Но на этой неясности представления, сама по себе сравнительно малоценной и не воздействующей, основывается действие имагинативной способности, с которой мы в настоящее время имеем дело и в которой ее слава достигает полноты: посредством чего, лишая предмет материальной и телесной формы и рассматривая лишь те его качества, которые она выбирает для конкретной цели, она сплавляет эти качества вместе в такие группы и формы, как желает, и придает их абстрактному бытию последовательность и реальность, ударяя по ним, так сказать, штемпелем образа, принадлежащего другой материи, который, однажды получив этот удар, они сразу же пускают в ход в особом сочетании и для особой желаемой ценности.

Так, в описании Сатаны, процитированном в первой главе, «И горел, как комета», телесная форма ангела разрушается, принимается во внимание только воспламенение бесформенного духа; и это, а также его сила зла, объединенные в одном страшном и абстрактном представлении, запечатлеваются, чтобы придать им отчетливость и постоянство, образом кометы, «что зажигает длину огромного Змееносца». И все же это не могло бы быть сделано, если бы образ самой кометы не был в некоторой мере неясным, способным к ужасающему расширению и полным угрозы и страха.

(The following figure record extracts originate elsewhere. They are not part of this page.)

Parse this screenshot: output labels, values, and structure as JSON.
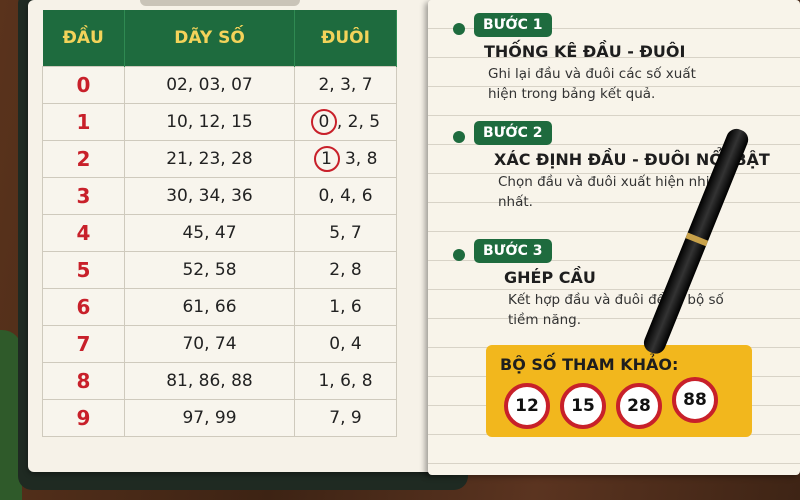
{
  "table": {
    "headers": [
      "ĐẦU",
      "DÃY SỐ",
      "ĐUÔI"
    ],
    "rows": [
      {
        "dau": "0",
        "day": "02, 03, 07",
        "duoi": "2, 3, 7"
      },
      {
        "dau": "1",
        "day": "10, 12, 15",
        "duoi_circled": "0",
        "duoi": ", 2, 5"
      },
      {
        "dau": "2",
        "day": "21, 23, 28",
        "duoi_circled": "1",
        "duoi": " 3, 8"
      },
      {
        "dau": "3",
        "day": "30, 34, 36",
        "duoi": "0, 4, 6"
      },
      {
        "dau": "4",
        "day": "45, 47",
        "duoi": "5, 7"
      },
      {
        "dau": "5",
        "day": "52, 58",
        "duoi": "2, 8"
      },
      {
        "dau": "6",
        "day": "61, 66",
        "duoi": "1, 6"
      },
      {
        "dau": "7",
        "day": "70, 74",
        "duoi": "0, 4"
      },
      {
        "dau": "8",
        "day": "81, 86, 88",
        "duoi": "1, 6, 8"
      },
      {
        "dau": "9",
        "day": "97, 99",
        "duoi": "7, 9"
      }
    ]
  },
  "steps": [
    {
      "badge": "BƯỚC 1",
      "title": "THỐNG KÊ ĐẦU - ĐUÔI",
      "desc": "Ghi lại đầu và đuôi các số xuất hiện trong bảng kết quả."
    },
    {
      "badge": "BƯỚC 2",
      "title": "XÁC ĐỊNH ĐẦU - ĐUÔI NỔI BẬT",
      "desc": "Chọn đầu và đuôi xuất hiện nhiều nhất."
    },
    {
      "badge": "BƯỚC 3",
      "title": "GHÉP CẦU",
      "desc": "Kết hợp đầu và đuôi để ra bộ số tiềm năng."
    }
  ],
  "reference": {
    "title": "BỘ SỐ THAM KHẢO:",
    "numbers": [
      "12",
      "15",
      "28",
      "88"
    ]
  },
  "colors": {
    "green": "#1e6b3e",
    "red": "#c8202a",
    "yellow": "#f2b71d",
    "header_text": "#f3d35a"
  }
}
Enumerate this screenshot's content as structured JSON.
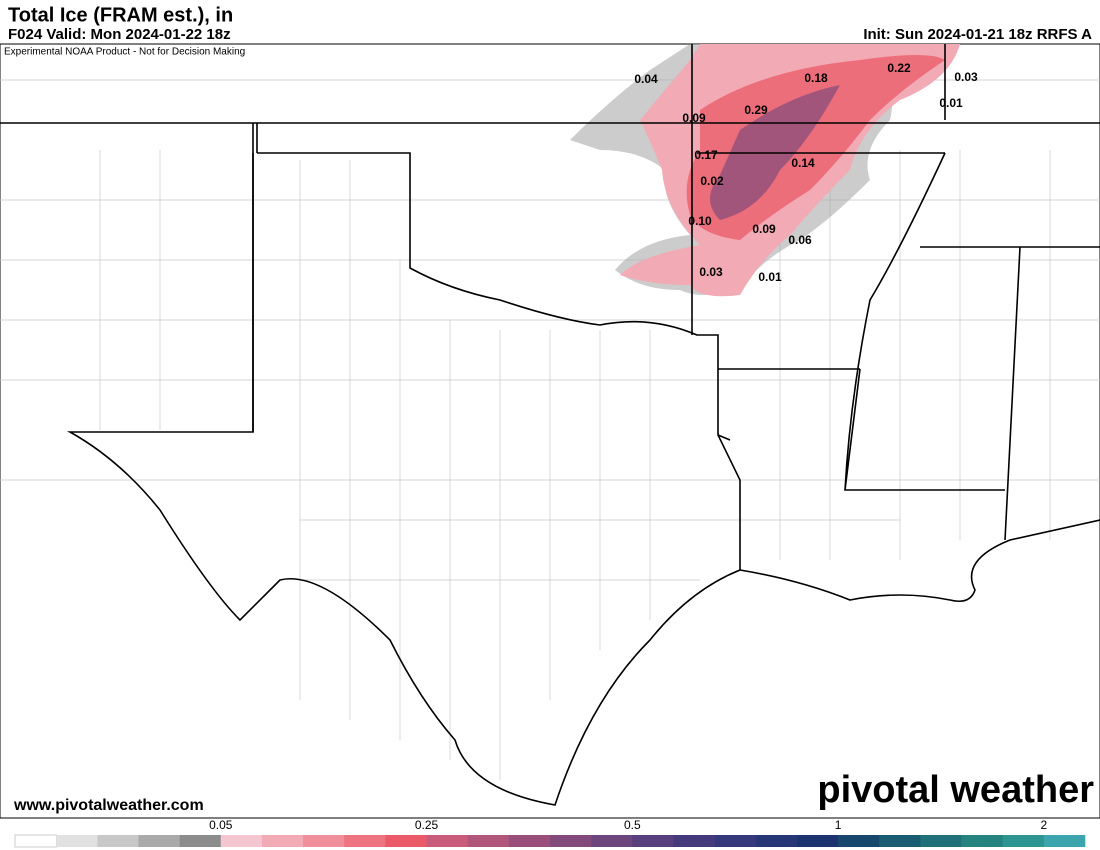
{
  "header": {
    "title": "Total Ice (FRAM est.), in",
    "valid": "F024 Valid: Mon 2024-01-22 18z",
    "init": "Init: Sun 2024-01-21 18z RRFS A",
    "disclaimer": "Experimental NOAA Product - Not for Decision Making"
  },
  "map": {
    "point_labels": [
      "0.04",
      "0.18",
      "0.22",
      "0.03",
      "0.09",
      "0.29",
      "0.01",
      "0.17",
      "0.14",
      "0.02",
      "0.10",
      "0.09",
      "0.06",
      "0.03",
      "0.01"
    ]
  },
  "footer": {
    "website": "www.pivotalweather.com",
    "logo": "pivotal weather"
  },
  "colorbar": {
    "colors": [
      "#ffffff",
      "#e1e1e1",
      "#c8c8c8",
      "#aaaaaa",
      "#8c8c8c",
      "#f4c6cf",
      "#f2aab5",
      "#f08f9b",
      "#ee7482",
      "#ea5a68",
      "#c85c7a",
      "#b0567a",
      "#9a4f7b",
      "#834a7c",
      "#6c457d",
      "#583f7d",
      "#443a7c",
      "#35387a",
      "#273676",
      "#1b3470",
      "#17476c",
      "#1a5d73",
      "#1f7079",
      "#24827f",
      "#2d9491",
      "#3ba4ac"
    ],
    "ticks": [
      0.05,
      0.25,
      0.5,
      1,
      2
    ]
  }
}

Далее, в его падении воображение связывает гром, сопротивление, массивное простертие, отделяет их от внешней формы и связывает их вместе с помощью того образа наполовину утонувшей горы; который опять-таки был бы непригоден, если бы не его собственная неясность и то славное дополнение «со всеми его соснами», благодаря которому жизненная сила и копьеподобная враждебность передаются его падающей форме, и падение отмечено не как полное ниспровержение, а только как погружение, сосны остаются в своей прямоте, и единстве, и угрозе тьмы над опустившейся пропастью: и снова в том еще более благородном отрывке в конце четвертой книги, где почти каждая операция созерцательного воображения сконцентрирована; ангельский эскадрон сначала собран в одну горящую массу единственным выражением «заостряясь в лунных рогах», затем рассказан в своем единстве, множестве и склоненной враждебности образом ветра на хлебном поле; Сатана наделен богоподобной силой и выносливостью в той могучей строке «как Тенерифе или Атлас, непоколебимый», с бесконечностью размера в следующее мгновение, и со всей неопределенностью и ужасом духовной силы, «ужасом оперённым» и «тем, что казалось и копьем, и щитом».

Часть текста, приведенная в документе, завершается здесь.